I have a bronze level delta lake table(events_bronze) at location "/mnt/events-bronze" to which data is streamed from kafka. Now I want to be able to stream from this table and update using "foreachBatch" into a silver table(events_silver". This can be achieved using bronze table as a source. However, during the initial run since events_silver doesn't exist, I keep getting error saying Delta table doesn't exist which is obvious. So how do I go about creating events_silver which has the same structure as events_bronze?
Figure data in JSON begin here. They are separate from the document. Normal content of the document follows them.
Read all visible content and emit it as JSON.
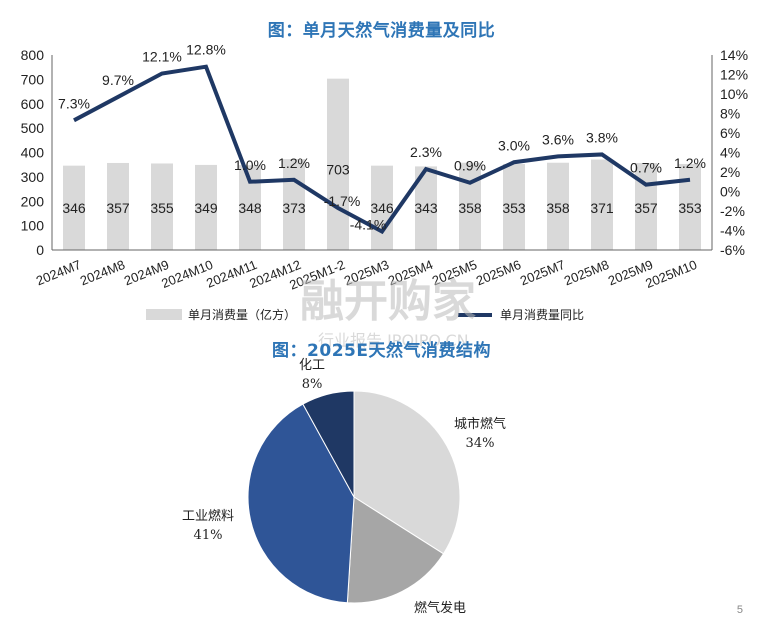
{
  "titles": {
    "chart1": "图：单月天然气消费量及同比",
    "chart2": "图：2025E天然气消费结构"
  },
  "watermark": {
    "main": "融开购家",
    "sub": "行业报告 IPOIPO.CN"
  },
  "colors": {
    "bar": "#D9D9D9",
    "line": "#1F3864",
    "title": "#2E75B6",
    "pie": [
      "#D9D9D9",
      "#A6A6A6",
      "#2F5597",
      "#1F3864"
    ]
  },
  "chart_data": [
    {
      "type": "bar+line",
      "categories": [
        "2024M7",
        "2024M8",
        "2024M9",
        "2024M10",
        "2024M11",
        "2024M12",
        "2025M1-2",
        "2025M3",
        "2025M4",
        "2025M5",
        "2025M6",
        "2025M7",
        "2025M8",
        "2025M9",
        "2025M10"
      ],
      "series": [
        {
          "name": "单月消费量（亿方）",
          "type": "bar",
          "axis": "left",
          "values": [
            346,
            357,
            355,
            349,
            348,
            373,
            703,
            346,
            343,
            358,
            353,
            358,
            371,
            357,
            353
          ],
          "labels": [
            "346",
            "357",
            "355",
            "349",
            "348",
            "373",
            "703",
            "346",
            "343",
            "358",
            "353",
            "358",
            "371",
            "357",
            "353"
          ]
        },
        {
          "name": "单月消费量同比",
          "type": "line",
          "axis": "right",
          "values": [
            7.3,
            9.7,
            12.1,
            12.8,
            1.0,
            1.2,
            -1.7,
            -4.1,
            2.3,
            0.9,
            3.0,
            3.6,
            3.8,
            0.7,
            1.2
          ],
          "labels": [
            "7.3%",
            "9.7%",
            "12.1%",
            "12.8%",
            "1.0%",
            "1.2%",
            "-1.7%",
            "-4.1%",
            "2.3%",
            "0.9%",
            "3.0%",
            "3.6%",
            "3.8%",
            "0.7%",
            "1.2%"
          ]
        }
      ],
      "y_left": {
        "lim": [
          0,
          800
        ],
        "ticks": [
          "0",
          "100",
          "200",
          "300",
          "400",
          "500",
          "600",
          "700",
          "800"
        ]
      },
      "y_right": {
        "lim": [
          -6,
          14
        ],
        "ticks": [
          "-6%",
          "-4%",
          "-2%",
          "0%",
          "2%",
          "4%",
          "6%",
          "8%",
          "10%",
          "12%",
          "14%"
        ]
      },
      "legend": {
        "position": "bottom",
        "items": [
          "单月消费量（亿方）",
          "单月消费量同比"
        ]
      },
      "grid": false
    },
    {
      "type": "pie",
      "slices": [
        {
          "label": "城市燃气",
          "value": 34,
          "text": "34%"
        },
        {
          "label": "燃气发电",
          "value": 17,
          "text": ""
        },
        {
          "label": "工业燃料",
          "value": 41,
          "text": "41%"
        },
        {
          "label": "化工",
          "value": 8,
          "text": "8%"
        }
      ]
    }
  ],
  "page_corner": "5"
}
I couldn't find a DDL to do the same.

def upsertToDelta(microBatchOutputDF: DataFrame, batchId: Long) {
  DeltaTable.forPath(spark, "/mnt/events-silver").as("silver")
    .merge(
      microBatchOutputDF.as("bronze"),
      "silver.id=bronze.id")
    .whenMatched().updateAll()
    .whenNotMatched().insertAll()
    .execute()
}
 events_bronze
      .writeStream
      .trigger(Trigger.ProcessingTime("120 seconds"))
      .format("delta")
      .foreachBatch(upsertToDelta _)
      .outputMode("update")
      .start()

During initial run, the problem is that there is no delta lake table defined for path "/mnt/events-silver". I'm not sure how to create it having the same structure as "/mnt/events-bronze" for the first run.

4
Hey @Vikas Did below solution work for you ?Manish

4 Answers

4
votes

Before starting stream write/merge, check whether table is already exists. If not create one using empty dataframe & schema (of events_bronze)
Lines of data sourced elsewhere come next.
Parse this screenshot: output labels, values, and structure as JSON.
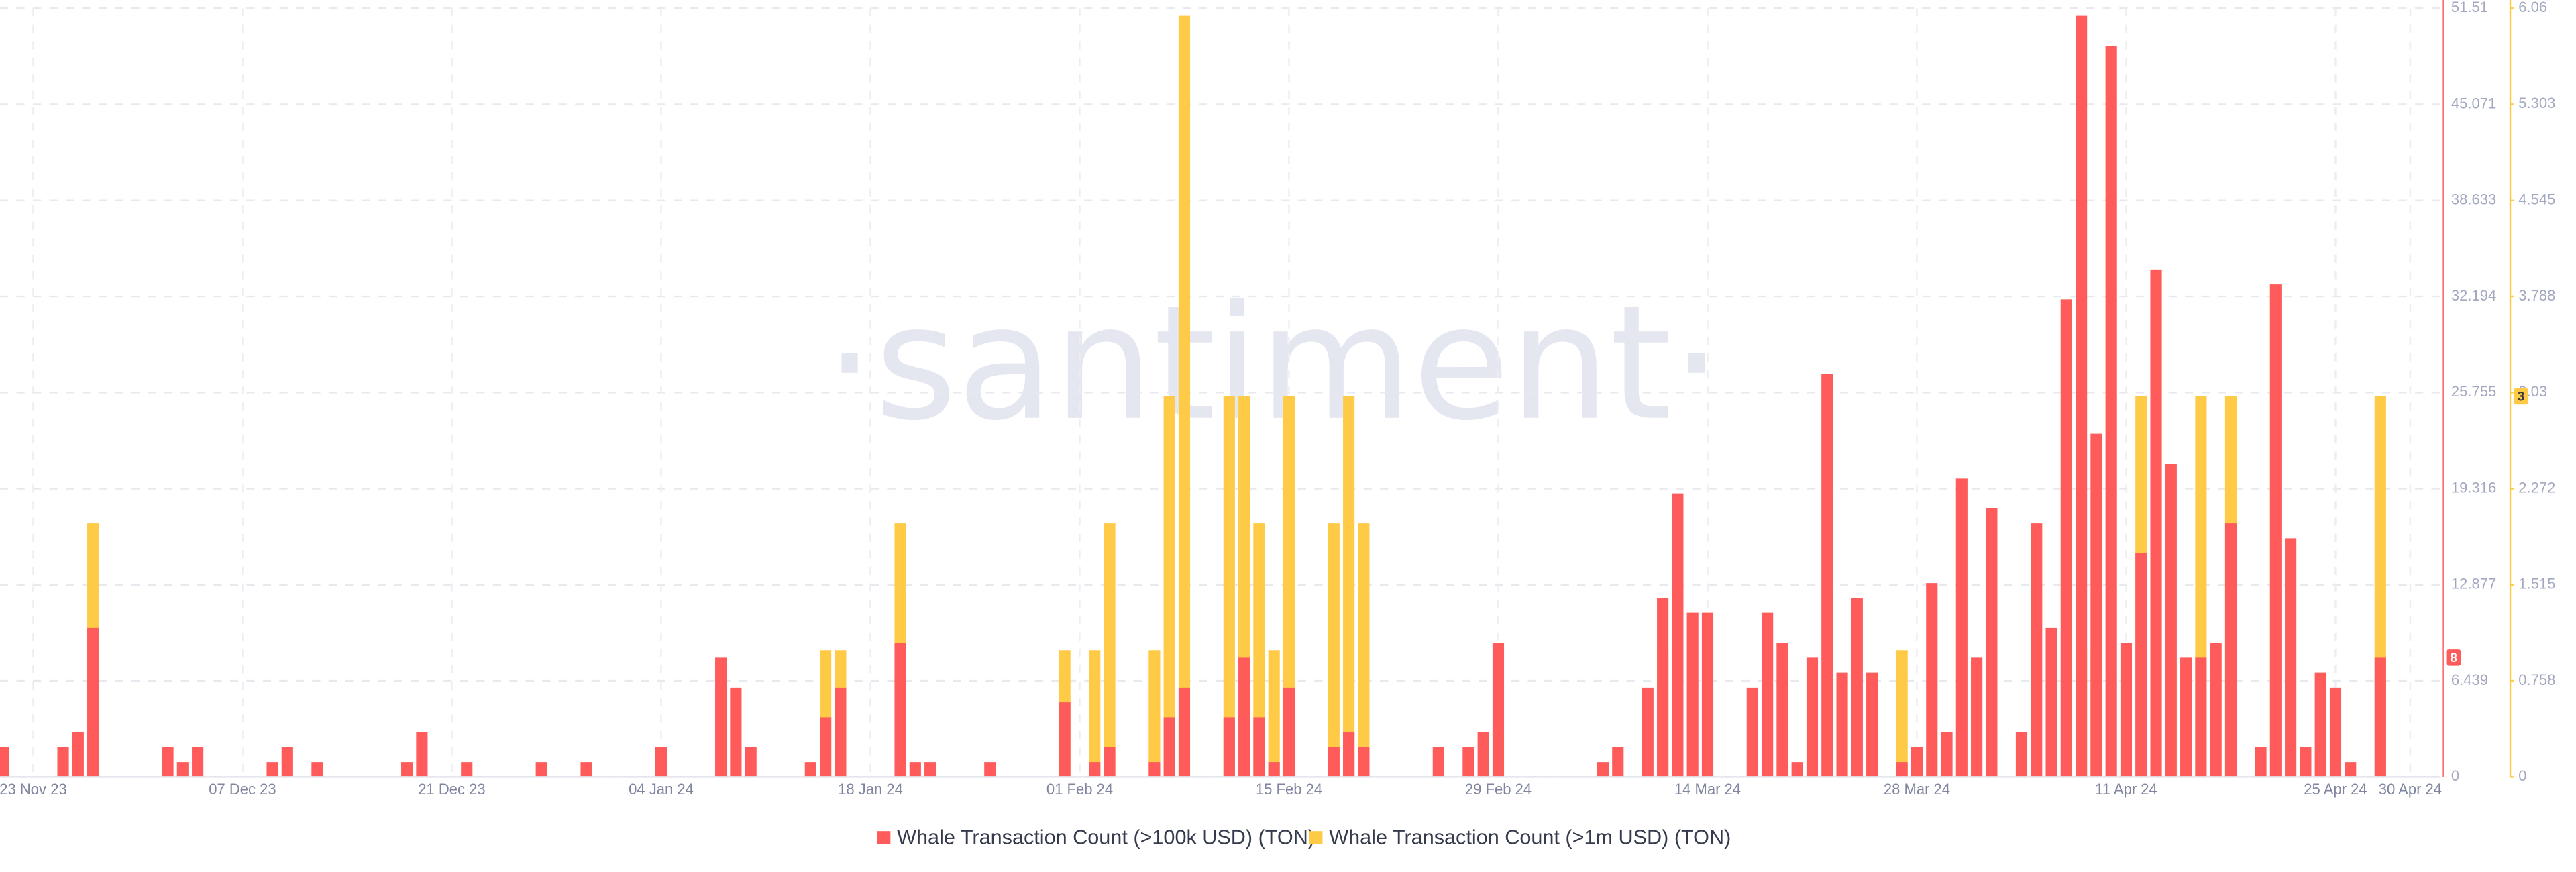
{
  "chart_data": {
    "type": "bar",
    "watermark": "·santiment·",
    "categories": [
      null,
      null,
      "23 Nov 23",
      null,
      null,
      null,
      null,
      null,
      null,
      null,
      null,
      null,
      null,
      null,
      null,
      null,
      "07 Dec 23",
      null,
      null,
      null,
      null,
      null,
      null,
      null,
      null,
      null,
      null,
      null,
      null,
      null,
      "21 Dec 23",
      null,
      null,
      null,
      null,
      null,
      null,
      null,
      null,
      null,
      null,
      null,
      null,
      null,
      "04 Jan 24",
      null,
      null,
      null,
      null,
      null,
      null,
      null,
      null,
      null,
      null,
      null,
      null,
      null,
      "18 Jan 24",
      null,
      null,
      null,
      null,
      null,
      null,
      null,
      null,
      null,
      null,
      null,
      null,
      null,
      "01 Feb 24",
      null,
      null,
      null,
      null,
      null,
      null,
      null,
      null,
      null,
      null,
      null,
      null,
      null,
      "15 Feb 24",
      null,
      null,
      null,
      null,
      null,
      null,
      null,
      null,
      null,
      null,
      null,
      null,
      null,
      "29 Feb 24",
      null,
      null,
      null,
      null,
      null,
      null,
      null,
      null,
      null,
      null,
      null,
      null,
      null,
      "14 Mar 24",
      null,
      null,
      null,
      null,
      null,
      null,
      null,
      null,
      null,
      null,
      null,
      null,
      null,
      "28 Mar 24",
      null,
      null,
      null,
      null,
      null,
      null,
      null,
      null,
      null,
      null,
      null,
      null,
      null,
      "11 Apr 24",
      null,
      null,
      null,
      null,
      null,
      null,
      null,
      null,
      null,
      null,
      null,
      null,
      null,
      "25 Apr 24",
      null,
      null,
      null,
      null,
      "30 Apr 24"
    ],
    "series": [
      {
        "name": "Whale Transaction Count (>100k USD) (TON)",
        "color": "#ff5b5b",
        "values": [
          2,
          0,
          0,
          0,
          2,
          3,
          10,
          0,
          0,
          0,
          0,
          2,
          1,
          2,
          0,
          0,
          0,
          0,
          1,
          2,
          0,
          1,
          0,
          0,
          0,
          0,
          0,
          1,
          3,
          0,
          0,
          1,
          0,
          0,
          0,
          0,
          1,
          0,
          0,
          1,
          0,
          0,
          0,
          0,
          2,
          0,
          0,
          0,
          8,
          6,
          2,
          0,
          0,
          0,
          1,
          4,
          6,
          0,
          0,
          0,
          9,
          1,
          1,
          0,
          0,
          0,
          1,
          0,
          0,
          0,
          0,
          5,
          0,
          1,
          2,
          0,
          0,
          1,
          4,
          6,
          0,
          0,
          4,
          8,
          4,
          1,
          6,
          0,
          0,
          2,
          3,
          2,
          0,
          0,
          0,
          0,
          2,
          0,
          2,
          3,
          9,
          0,
          0,
          0,
          0,
          0,
          0,
          1,
          2,
          0,
          6,
          12,
          19,
          11,
          11,
          0,
          0,
          6,
          11,
          9,
          1,
          8,
          27,
          7,
          12,
          7,
          0,
          1,
          2,
          13,
          3,
          20,
          8,
          18,
          0,
          3,
          17,
          10,
          32,
          51,
          23,
          49,
          9,
          15,
          34,
          21,
          8,
          8,
          9,
          17,
          0,
          2,
          33,
          16,
          2,
          7,
          6,
          1,
          0,
          8,
          0,
          0
        ]
      },
      {
        "name": "Whale Transaction Count (>1m USD) (TON)",
        "color": "#ffcb47",
        "axis": "y2",
        "values": [
          0,
          0,
          0,
          0,
          0,
          0,
          2,
          0,
          0,
          0,
          0,
          0,
          0,
          0,
          0,
          0,
          0,
          0,
          0,
          0,
          0,
          0,
          0,
          0,
          0,
          0,
          0,
          0,
          0,
          0,
          0,
          0,
          0,
          0,
          0,
          0,
          0,
          0,
          0,
          0,
          0,
          0,
          0,
          0,
          0,
          0,
          0,
          0,
          0,
          0,
          0,
          0,
          0,
          0,
          0,
          1,
          1,
          0,
          0,
          0,
          2,
          0,
          0,
          0,
          0,
          0,
          0,
          0,
          0,
          0,
          0,
          1,
          0,
          1,
          2,
          0,
          0,
          1,
          3,
          6,
          0,
          0,
          3,
          3,
          2,
          1,
          3,
          0,
          0,
          2,
          3,
          2,
          0,
          0,
          0,
          0,
          0,
          0,
          0,
          0,
          0,
          0,
          0,
          0,
          0,
          0,
          0,
          0,
          0,
          0,
          0,
          1,
          0,
          0,
          0,
          0,
          0,
          0,
          0,
          0,
          0,
          0,
          0,
          0,
          0,
          0,
          0,
          1,
          0,
          0,
          0,
          0,
          0,
          0,
          0,
          0,
          0,
          0,
          0,
          1,
          1,
          0,
          0,
          3,
          0,
          0,
          0,
          3,
          0,
          3,
          0,
          0,
          0,
          0,
          0,
          0,
          0,
          0,
          0,
          3,
          0,
          0
        ]
      }
    ],
    "ylim": [
      0,
      51.51
    ],
    "yticks": [
      0,
      6.439,
      12.877,
      19.316,
      25.755,
      32.194,
      38.633,
      45.071,
      51.51
    ],
    "y2lim": [
      0,
      6.06
    ],
    "y2ticks": [
      0,
      0.758,
      1.515,
      2.272,
      3.03,
      3.788,
      4.545,
      5.303,
      6.06
    ],
    "grid": true,
    "legend": "bottom"
  }
}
  val exists = DeltaTable.isDeltaTable("/mnt/events-silver")

  if (!exists) {
    val emptyDF = spark.createDataFrame(spark.sparkContext.emptyRDD[Row], <schema of events_bronze>)
    emptyDF
      .write
      .format("delta")
      .mode(SaveMode.Overwrite)
      .save("/mnt/events-silver")
  }

Table(delta lake metadata) will get created only one time at the start and if it doesn't exist. In case of job restart and all, it will be present & skip table creation

1
votes

Here's a pyspark example:

from pyspark.sql.types import StructType, StructField, StringType, TimestampType
from delta.tables import DeltaTable

basePath = 'abfss://stage2@your_storage_account_name.dfs.core.windows.net'
schema = StructType([StructField('SignalType', StringType()),StructField('StartTime', TimestampType())])

if not DeltaTable.isDeltaTable(spark, basePath + '/tutorial_01/test1'):
    emptyDF = spark.createDataFrame(spark.sparkContext.emptyRDD(), schema)
    emptyDF.write.format('delta').mode('overwrite').save(basePath + '/tutorial_01/test1')
1
votes

As of release 1.0.0 of Delta Lake, the method DeltaTable.createIfNotExists() was added (Evolving API).
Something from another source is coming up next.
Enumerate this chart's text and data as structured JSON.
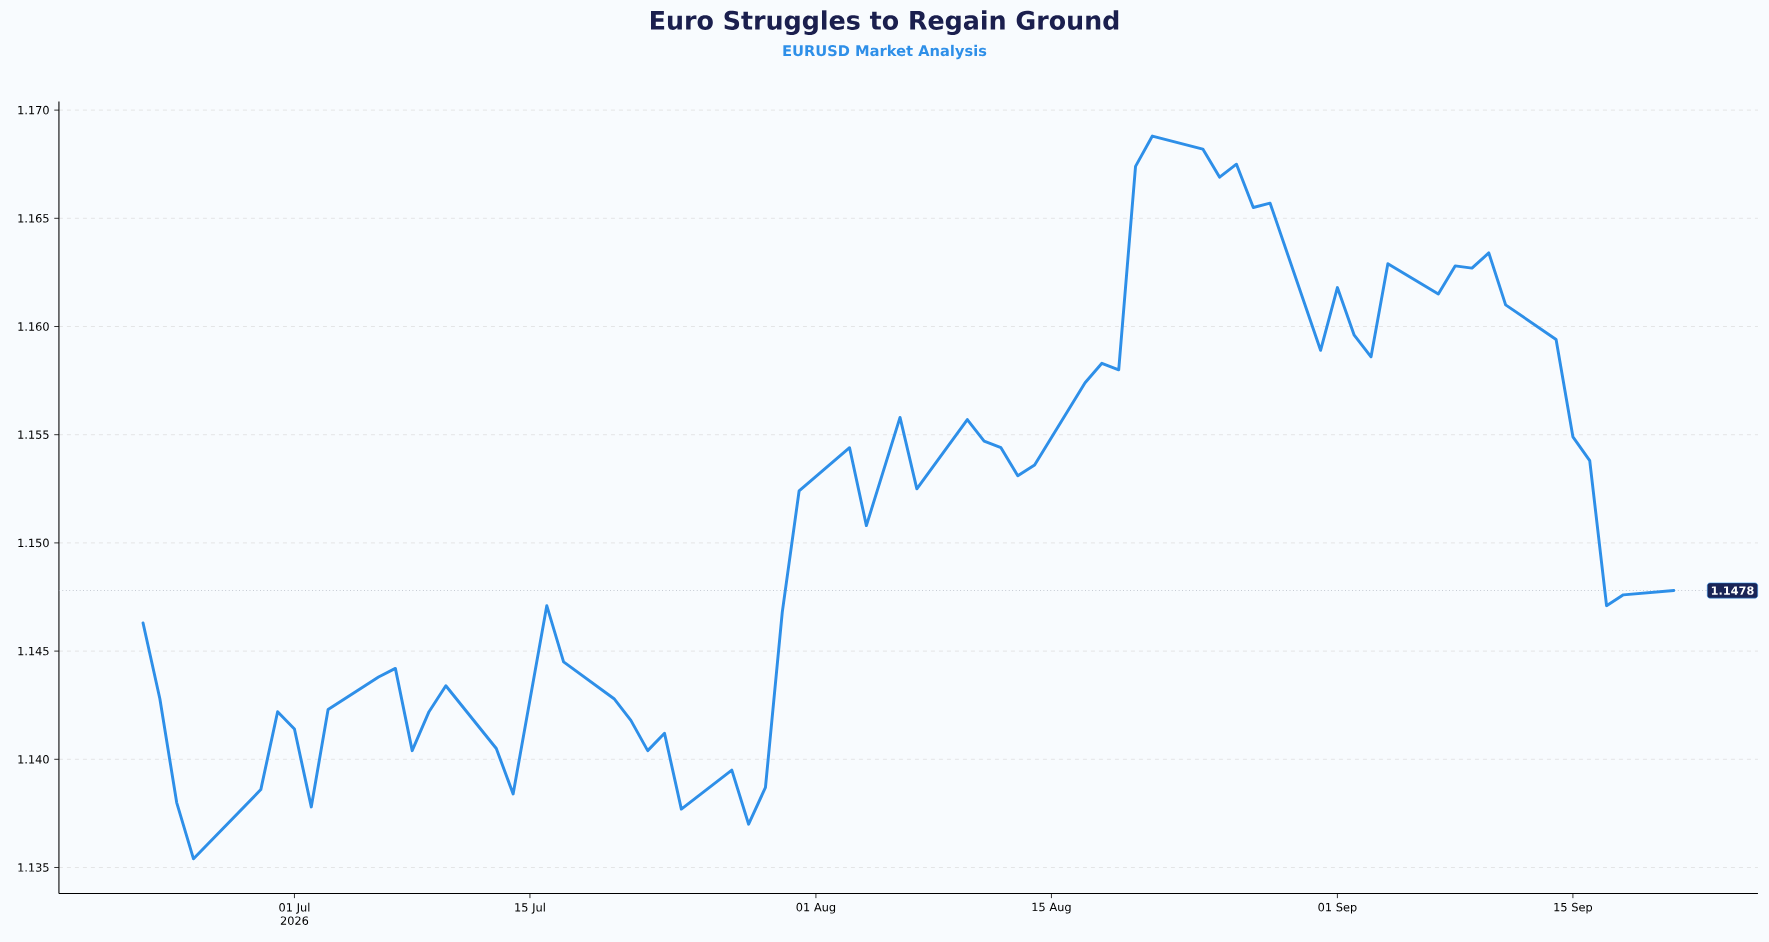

In your example DeltaTable.forPath(spark, "/mnt/events-silver") can be replaced with:

DeltaTable.createIfNotExists(spark)
  .location("/mnt/events-silver")
  .addColumns(microBatchOutputDF.schema)
  .execute
0
votes

You can check the table using spark SQL. First run below on spark SQL, which will give table definition of bronze table :

spark.sql("show create table event_bronze").show

After getting the DDL just change the location to silver table's path and run that statement is spark SQL.

Note: Use "create table if not exists..." as it will not fail in concurrent runs.